Motivasi itu penting

Dalam sebuah studi 2013 yang dipublikasikan di jurnal tersebut Komunikasi Massa dan Masyarakat, Tsay-Vogel dan K. Maja Krakowiak, seorang profesor komunikasi di University of Colorado, Colorado Springs, menguji bagaimana motivasi karakter dan hasil sebuah cerita mempengaruhi perasaan kita tentang karakter.

Mereka meminta dua kelompok peserta studi berusia 19 ke 30 untuk membaca berbagai versi cerita di mana protagonis melakukan sebuah tindakan (yang oleh Tsay-Vogel dirahasiakan karena juga ditampilkan dalam sebuah studi berkelanjutan) yang tampaknya negatif: Dalam satu versi , motivasinya egois, sementara di sisi lain, itu altruistik.

Tsay-Vogel dan Krakowiak mengetahui bahwa ketika karakter melakukan tindakan negatif namun termotivasi oleh altruisme, kita cenderung melihat karakter itu dalam cahaya positif. Di acara AMC Breaking Bad, misalnya, guru kimia Walter White mulai memasak meth-tapi fakta bahwa dia telah didiagnosis menderita kanker dan dimotivasi oleh keinginan untuk memastikan bahwa keluarganya diberikan setelah kematiannya membuatnya menjadi karakter empati.

Para periset juga menemukan bahwa orang cenderung melihat karakter dalam cahaya yang lebih positif jika hasil ceritanya positif, bahkan jika tindakan karakter dimotivasi secara egois. Dalam Harry Potter seri, misalnya, penyihir Severus Snape iri pada ayah pahlawan eponymous tersebut, yang secara tidak langsung menyebabkan pembunuhan orang tua oleh Lord Voldemort - namun Snape akhirnya membantu mengalahkan Voldemort, yang oleh kebanyakan penggemar Potter (dan bahkan Harry Potter) menganggapnya sebagai pahlawan.

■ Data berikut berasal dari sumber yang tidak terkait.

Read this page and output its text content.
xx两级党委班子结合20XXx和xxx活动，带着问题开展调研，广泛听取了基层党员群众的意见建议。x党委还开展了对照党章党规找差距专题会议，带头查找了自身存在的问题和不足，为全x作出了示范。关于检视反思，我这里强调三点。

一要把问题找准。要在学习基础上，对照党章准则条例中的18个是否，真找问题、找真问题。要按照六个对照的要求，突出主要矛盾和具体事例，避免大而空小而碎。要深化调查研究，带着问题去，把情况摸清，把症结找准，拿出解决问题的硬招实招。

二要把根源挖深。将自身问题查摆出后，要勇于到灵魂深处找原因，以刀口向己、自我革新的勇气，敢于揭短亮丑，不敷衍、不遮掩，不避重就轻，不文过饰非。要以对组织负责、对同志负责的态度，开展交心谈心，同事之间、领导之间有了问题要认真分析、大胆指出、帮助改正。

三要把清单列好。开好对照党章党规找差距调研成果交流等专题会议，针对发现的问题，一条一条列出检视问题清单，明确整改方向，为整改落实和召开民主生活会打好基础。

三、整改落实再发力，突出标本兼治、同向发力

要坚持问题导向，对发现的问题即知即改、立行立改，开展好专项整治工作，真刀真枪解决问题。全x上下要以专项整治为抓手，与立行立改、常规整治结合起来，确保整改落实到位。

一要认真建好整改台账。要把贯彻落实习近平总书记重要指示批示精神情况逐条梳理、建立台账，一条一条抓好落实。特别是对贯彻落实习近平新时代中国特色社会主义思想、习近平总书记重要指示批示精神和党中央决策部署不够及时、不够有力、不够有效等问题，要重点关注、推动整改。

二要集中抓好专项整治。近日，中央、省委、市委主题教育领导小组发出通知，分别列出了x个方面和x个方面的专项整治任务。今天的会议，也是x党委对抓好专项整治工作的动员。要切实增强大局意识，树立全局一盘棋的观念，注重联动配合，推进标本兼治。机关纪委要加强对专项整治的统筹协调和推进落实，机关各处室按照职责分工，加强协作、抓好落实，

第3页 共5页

'Setidaknya aku tidak seburuk Dexter'

Ketika membenarkan tindakan karakter dengan cara ini, kita melakukan pelepasan moral, sebuah kondisi yang dilakukan Tsay-Vogel dan Krakowiak dalam sebuah penelitian yang diterbitkan dalam jurnal tersebut. Penelitian Komunikasi Manusia di 2015.

Studi ini menguji bagaimana perasaan kita terhadap diri kita terhadap respons kita terhadap karakter yang kompleks secara moral. Mereka meminta satu kelompok peserta untuk menulis serangkaian tindakan yang mereka banggakan, dan kelompok kedua menulis serangkaian perilaku yang membuat mereka malu. Mereka yang merasa tidak enak pada diri mereka sendiri sebelum membaca tentang karakter ambigu secara moral menikmati ceritanya lebih daripada orang yang merasa nyaman dengan diri mereka sendiri.

Jadi, "jika Anda mengalami hari yang sangat buruk dan melakukan sesuatu yang tidak Anda banggakan, Anda bisa pulang ke rumah dan menyalakan sebuah pertunjukan yang menampilkan ambiguitas moral dan karakter buruk - dan merasa lebih baik tentang diri Anda," kata Tsay-Vogel. Penampil bisa menonton Dexter, misalnya, dan berpikir, "Setidaknya aku tidak seburuk Dexter."

"Karakter ambigu yang ambigu," katanya, "sebenarnya bisa membuat orang merasa lebih baik tentang tindakan mereka sendiri di dunia nyata. Kami menyebutnya istilah moralitas yang penting, yang membuat orang sadar akan tindakan moral mereka sendiri "dan bagaimana standar kita mempengaruhi keterlibatan kita dengan karakter yang secara moral kompleks.

Ketika kita melihat karakter melakukan tindakan negatif dan kita memaafkan atau membenarkan tingkah lakunya, kita melonggarkan standar moral kita demi menikmati ceritanya, kata Tsay-Vogel. Bagaimanapun, kita sama sekali tidak secara moral melepaskan diri pada tingkat yang sama, dan beberapa di antara kita sama sekali tidak saling menjauh secara moral.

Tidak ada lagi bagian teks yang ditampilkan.